Women Around Town, May 2020
The Annual Venice Art Walk will have their auction online this year. From May 3 – May 19, visit https://venicefamilyclinic.org/annual-events/venice-art-walk/
The benefit auction will feature over 150 works by nationally recognized contemporary artists. Each winning bid provides vital health services to our community. Artists include John Baldessari, Enrique Martinez Celaya, Corinne Chaix, Zoe Crosher, Danny First, FriendsWithYou, Channing Hansen, Lynn Hanson, Kenny Harris, Claudy Jongstra, Toba Khedoori, Jens Lucking, T. Kelly Mason, Ed Ruscha, Analia Saban, Kim Schoenstadt, and The Haas Brothers.
Click here to view all of our participating artists. Auction proceeds will provide vital health care to nearly 28,000 low-income, uninsured and homeless patients in Los Angeles.
Here are a few online exhibitions I found interesting.

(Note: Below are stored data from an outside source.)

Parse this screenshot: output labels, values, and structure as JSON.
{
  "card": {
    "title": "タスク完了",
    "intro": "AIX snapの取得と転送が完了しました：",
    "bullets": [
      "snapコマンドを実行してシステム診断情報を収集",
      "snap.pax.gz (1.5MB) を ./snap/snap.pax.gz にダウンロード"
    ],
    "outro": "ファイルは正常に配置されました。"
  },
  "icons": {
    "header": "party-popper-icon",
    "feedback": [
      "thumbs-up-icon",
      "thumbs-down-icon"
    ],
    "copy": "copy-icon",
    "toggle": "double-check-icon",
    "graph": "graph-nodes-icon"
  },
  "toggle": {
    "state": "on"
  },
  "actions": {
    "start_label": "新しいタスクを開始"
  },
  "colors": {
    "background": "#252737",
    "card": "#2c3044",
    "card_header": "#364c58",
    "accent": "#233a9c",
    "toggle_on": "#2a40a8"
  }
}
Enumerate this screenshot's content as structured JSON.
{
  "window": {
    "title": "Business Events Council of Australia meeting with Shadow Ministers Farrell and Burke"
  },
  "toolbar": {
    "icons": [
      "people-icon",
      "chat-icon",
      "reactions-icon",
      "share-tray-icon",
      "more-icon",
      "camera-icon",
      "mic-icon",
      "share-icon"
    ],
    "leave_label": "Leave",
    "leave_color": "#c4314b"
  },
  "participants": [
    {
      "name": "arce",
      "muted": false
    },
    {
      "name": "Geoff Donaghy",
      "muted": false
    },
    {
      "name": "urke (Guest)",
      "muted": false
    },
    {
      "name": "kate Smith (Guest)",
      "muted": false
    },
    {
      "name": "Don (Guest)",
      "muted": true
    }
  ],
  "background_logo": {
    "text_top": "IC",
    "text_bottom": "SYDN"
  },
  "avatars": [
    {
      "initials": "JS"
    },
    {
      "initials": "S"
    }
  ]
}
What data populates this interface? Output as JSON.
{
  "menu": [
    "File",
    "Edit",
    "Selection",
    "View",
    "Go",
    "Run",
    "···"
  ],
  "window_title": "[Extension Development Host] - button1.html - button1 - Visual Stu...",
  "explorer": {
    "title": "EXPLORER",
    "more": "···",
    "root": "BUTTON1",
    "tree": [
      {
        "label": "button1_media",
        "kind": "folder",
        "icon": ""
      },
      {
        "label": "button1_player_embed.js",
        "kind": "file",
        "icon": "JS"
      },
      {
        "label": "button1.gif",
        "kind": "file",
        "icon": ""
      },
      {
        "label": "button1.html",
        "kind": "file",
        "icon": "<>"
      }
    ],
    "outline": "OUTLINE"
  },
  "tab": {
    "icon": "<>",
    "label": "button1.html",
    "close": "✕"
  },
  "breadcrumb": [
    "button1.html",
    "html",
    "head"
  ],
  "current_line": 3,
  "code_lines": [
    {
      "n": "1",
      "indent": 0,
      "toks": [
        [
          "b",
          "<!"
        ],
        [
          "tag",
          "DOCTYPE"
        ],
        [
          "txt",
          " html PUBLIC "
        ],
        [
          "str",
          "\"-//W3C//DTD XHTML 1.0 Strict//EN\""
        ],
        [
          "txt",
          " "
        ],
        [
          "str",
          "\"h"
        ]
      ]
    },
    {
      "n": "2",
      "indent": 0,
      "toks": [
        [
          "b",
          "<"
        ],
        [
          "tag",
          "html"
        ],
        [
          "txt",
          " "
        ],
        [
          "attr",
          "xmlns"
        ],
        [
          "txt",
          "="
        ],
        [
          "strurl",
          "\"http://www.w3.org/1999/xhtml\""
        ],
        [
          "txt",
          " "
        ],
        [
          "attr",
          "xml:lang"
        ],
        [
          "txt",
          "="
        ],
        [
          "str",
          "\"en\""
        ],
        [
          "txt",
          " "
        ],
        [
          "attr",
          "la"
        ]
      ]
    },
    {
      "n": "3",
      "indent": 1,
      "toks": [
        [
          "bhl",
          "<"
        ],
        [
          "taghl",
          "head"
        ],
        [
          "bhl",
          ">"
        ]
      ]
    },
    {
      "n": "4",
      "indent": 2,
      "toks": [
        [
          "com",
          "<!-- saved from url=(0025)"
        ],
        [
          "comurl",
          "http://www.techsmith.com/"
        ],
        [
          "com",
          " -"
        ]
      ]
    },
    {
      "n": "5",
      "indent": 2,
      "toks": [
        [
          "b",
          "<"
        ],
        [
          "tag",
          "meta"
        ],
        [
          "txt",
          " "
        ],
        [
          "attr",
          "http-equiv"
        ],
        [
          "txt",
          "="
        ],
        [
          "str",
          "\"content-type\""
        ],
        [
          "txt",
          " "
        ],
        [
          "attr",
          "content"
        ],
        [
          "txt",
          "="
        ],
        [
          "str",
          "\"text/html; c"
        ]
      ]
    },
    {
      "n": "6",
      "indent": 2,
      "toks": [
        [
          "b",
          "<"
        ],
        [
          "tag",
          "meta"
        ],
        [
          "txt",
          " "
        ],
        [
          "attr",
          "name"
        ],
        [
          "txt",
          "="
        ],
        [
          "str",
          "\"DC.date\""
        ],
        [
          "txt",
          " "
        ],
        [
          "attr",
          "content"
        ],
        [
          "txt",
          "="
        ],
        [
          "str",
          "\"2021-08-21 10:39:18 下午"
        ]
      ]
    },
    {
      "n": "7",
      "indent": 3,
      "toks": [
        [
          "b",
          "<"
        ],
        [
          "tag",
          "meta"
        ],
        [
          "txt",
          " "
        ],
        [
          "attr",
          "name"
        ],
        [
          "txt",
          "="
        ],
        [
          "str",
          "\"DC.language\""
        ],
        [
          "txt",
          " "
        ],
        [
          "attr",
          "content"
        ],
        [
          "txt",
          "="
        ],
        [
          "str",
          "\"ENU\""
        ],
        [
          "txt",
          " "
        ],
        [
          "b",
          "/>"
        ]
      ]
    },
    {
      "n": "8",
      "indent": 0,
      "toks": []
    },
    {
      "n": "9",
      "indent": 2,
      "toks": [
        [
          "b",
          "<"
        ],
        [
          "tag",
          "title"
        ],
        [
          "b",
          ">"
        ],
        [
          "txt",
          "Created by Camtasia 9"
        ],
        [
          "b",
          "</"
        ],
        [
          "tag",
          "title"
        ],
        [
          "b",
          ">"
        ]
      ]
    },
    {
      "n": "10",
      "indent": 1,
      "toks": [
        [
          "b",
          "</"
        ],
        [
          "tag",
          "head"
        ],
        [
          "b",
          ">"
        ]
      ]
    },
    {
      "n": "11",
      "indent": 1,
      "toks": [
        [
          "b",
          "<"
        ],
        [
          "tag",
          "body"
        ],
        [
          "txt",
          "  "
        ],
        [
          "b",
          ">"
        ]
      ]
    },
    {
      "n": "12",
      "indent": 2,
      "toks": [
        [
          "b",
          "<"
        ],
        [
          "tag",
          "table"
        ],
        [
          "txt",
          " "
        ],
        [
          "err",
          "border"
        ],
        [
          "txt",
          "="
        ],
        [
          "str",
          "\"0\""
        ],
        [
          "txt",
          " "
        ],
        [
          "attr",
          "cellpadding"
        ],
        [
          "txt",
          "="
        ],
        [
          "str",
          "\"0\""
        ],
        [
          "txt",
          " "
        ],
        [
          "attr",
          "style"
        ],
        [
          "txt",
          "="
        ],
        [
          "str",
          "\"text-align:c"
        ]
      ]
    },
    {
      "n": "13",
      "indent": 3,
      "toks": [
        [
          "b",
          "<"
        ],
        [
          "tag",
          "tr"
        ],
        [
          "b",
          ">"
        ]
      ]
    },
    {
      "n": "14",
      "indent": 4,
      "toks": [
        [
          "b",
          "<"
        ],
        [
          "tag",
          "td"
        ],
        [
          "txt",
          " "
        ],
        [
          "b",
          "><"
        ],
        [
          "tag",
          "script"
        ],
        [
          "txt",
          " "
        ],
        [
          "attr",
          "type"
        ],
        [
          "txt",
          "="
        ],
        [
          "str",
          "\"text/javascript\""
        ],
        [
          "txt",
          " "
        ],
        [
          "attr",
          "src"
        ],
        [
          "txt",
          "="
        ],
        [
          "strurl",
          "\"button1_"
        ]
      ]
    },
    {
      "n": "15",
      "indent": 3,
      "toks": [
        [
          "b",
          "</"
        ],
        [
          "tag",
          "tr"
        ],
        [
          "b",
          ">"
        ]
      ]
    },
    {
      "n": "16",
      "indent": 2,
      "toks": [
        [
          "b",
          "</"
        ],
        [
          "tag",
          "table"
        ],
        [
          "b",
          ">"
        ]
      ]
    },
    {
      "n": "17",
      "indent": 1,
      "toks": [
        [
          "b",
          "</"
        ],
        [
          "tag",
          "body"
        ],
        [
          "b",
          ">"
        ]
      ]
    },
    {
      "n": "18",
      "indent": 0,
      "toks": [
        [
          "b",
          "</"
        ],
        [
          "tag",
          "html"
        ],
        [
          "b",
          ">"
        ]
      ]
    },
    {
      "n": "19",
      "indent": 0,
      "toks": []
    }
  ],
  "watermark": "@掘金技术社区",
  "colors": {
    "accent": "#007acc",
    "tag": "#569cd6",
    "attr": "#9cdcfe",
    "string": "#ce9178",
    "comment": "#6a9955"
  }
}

The first exhibit I want to bring to your attention has a catchy and thought provoking title: How Can We Think of Art at a Time Like This? co-curated by Barbara Pollock and Anne Verhallen. It was curated as a platform for the exchange of ideas at this time of crisis. They invited artists who are considered thought leaders, artists who struggle with futuristic pessimism, political outrage and psychic melt-downs. The invited artists have responded with unbridled enthusiasm and we will be posting new artists every day for the foreseeable future. This site is also a platform for free expression, inviting visitors to post responses on our Commons page. We hope to open a dialogue at a time of social distancing. Art offers solace or has instigated resistance and rebellion. A great example is Patina du Prey’s Memorial Dress, 1993-2007. A sculpture and originally part of a performance piece that directly confronted the loss and emotional turmoil felt by those affected by HIV and AIDS. For the project, Hunter Reynolds appeared in the guise of his alter-ego, Patina du Prey, wearing the Memorial Dress—a black silk ball gown printed with 25,000 names of people lost to AIDS, for which viewers were invited to submit names. The dress—a site for both mourning and memorial—was continuously filled and emptied by the artist’s body, acting as a transgendered figure of witness and hope.
Jackson Fine Art presents 30 years of Women Artists as part of their anniversary celebration. The exhibit features works by a wide range of artists including: Bernice Abbot, Diane Arbus, Lalla Essaydi, Dorothea Lange, Sally Mann, Shirin Neshat, Eudora Welty and more.
Sundaram Tagore Chelsea is pleased to present a retrospective of work by ground-breaking artist Susan Weil coinciding with her 90th birthday. Art of Hysteri of Susan Weil: 70 Years of Innovation and Wit represents the oeuvre of one the key female figures who pushed the boundaries of Abstract Expressionism.
If you missed Kathe Kollwitz at the Getty Research Institute, you can view it online:
MOCA is offering a virtual book club that provides readings and essays with discussion prompts to create a dialogue and open space for exploration and conversation. Log in here to read an essay and join discussion.
There are some perks to having only online access. For example, The Metropolitan Museum of Art is offering 1600 full-length, free books online. Click here for access.
If that is not quite enough then virtually visit The Museum of Modern Art in New York which now has free access to every one of their exhibits since 1929. Click here for access.
I enjoyed going down this rabbit hole as among the 100s of exhibitions was the 1982 Louise Bourgeois Retrospective, the first woman artist to have such a show at MOMA. There were other women artists who had shows including Annie Albers, Mary Corse, Lynn Hershman et al, but Bourgeois (1911-2010) was the first to have a major retrospective.